To add to the genius of this decision, Soler promoted Carboni over the coach, Quique Sánchez Flores, with whom the Italian had been conducting an open feud throughout his entire last season as a player at the Mestalla. Looking for trouble? He got it.
The two men bickered like Ted Heath and Margaret Thatcher, simmered like Brown and Blair then shrugged off all niceties and went after each other spitting venom, vitriol and vengeance. Put a cobra and a mongoose in a sack and you're not far off.
Carboni's dismissal only preceded that of Sánchez Flores by about four months.
What else? Well when Albelda, a player like Bryan Robson or Roy Keane was to Manchester United, asked for his relatively low wage to be adjusted in line with the flash new signings who had joined the club, he was told to put it in writing. Soler then ordered that Albelda's demands and contract be made fully public.
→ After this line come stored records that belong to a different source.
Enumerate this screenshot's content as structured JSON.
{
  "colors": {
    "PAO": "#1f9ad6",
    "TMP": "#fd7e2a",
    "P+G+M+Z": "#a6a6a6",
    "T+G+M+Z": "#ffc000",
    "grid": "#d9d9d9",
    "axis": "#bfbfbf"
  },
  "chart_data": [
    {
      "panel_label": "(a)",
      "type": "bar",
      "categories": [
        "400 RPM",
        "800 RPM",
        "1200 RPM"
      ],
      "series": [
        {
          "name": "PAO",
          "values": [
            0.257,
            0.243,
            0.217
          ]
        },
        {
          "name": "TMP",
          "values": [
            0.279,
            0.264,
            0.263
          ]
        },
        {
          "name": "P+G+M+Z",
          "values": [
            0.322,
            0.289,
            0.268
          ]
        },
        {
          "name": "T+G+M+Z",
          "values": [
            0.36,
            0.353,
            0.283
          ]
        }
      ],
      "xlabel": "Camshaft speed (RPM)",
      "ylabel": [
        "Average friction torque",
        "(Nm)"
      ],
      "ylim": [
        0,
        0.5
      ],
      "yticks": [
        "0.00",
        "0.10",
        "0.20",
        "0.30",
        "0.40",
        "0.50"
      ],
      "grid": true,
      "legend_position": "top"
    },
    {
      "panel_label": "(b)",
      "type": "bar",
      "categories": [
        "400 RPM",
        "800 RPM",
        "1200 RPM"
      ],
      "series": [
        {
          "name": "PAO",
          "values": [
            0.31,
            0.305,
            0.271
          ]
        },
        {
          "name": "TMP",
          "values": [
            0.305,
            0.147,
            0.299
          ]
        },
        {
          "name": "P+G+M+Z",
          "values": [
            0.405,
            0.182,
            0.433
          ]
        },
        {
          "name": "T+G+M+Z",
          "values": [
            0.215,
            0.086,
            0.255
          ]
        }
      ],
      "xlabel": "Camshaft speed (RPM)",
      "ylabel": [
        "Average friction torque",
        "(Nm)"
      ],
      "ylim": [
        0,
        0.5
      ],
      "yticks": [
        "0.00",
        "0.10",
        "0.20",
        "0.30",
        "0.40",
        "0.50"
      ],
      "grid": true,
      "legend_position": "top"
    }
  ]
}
"It's ridiculous and bad faith that the president should treat a simple request like this and publish intimate details of a private contract," stormed Albelda in the spring. "It all started in perfectly good faith and ended with a real bust up in the negotiations - it's incomprehensible."
Soler replied by saying that the club had "no money available". Then, as soon as the season finished, he spent close to 45m in signings. Cute.
And never mind Ayala's footballing value, his transfer market value was criminally ignored when he was being told he wasn't worth the money he wanted for a new deal. Despite signing for Villarreal on a Bosman, he never kicked a ball for the Yellow Submarine because Real Zaragoza decided to buy out his contract with Villarreal, paying 6m for the privilege. Ergo 6m which Valencia had just let trickle down the drain.
It truly is a risible way to run a club which, under Hector Cuper reached two Champions League finals in magnificent style and which, under Cuper, Claudio Ranieri and Rafa Benitez, played some of the most irresistible football of the last decade. Perhaps football's inexorable ebb and flow was always going to erode Valencia's fortress in the sand but the ineptitude, inelegance and consistent stupidity is hard to watch. Where will it end? Well the antipathy of the fans towards Soler is now irreversible. Attendances are down and, with a new stadium in construction (with a 70,000 capacity instead of the current 55,000), the 260m debt is utterly unsustainable. Social and financial pressure suggest that Soler is vulnerable and it won't take much for the natives to revolt around him.
"I turned down 42m net in wages from Chelsea to move to Valencia," explained their winger Joaquín this week. "But I've got no regrets because I could never have been as happy at Chelsea as I am here".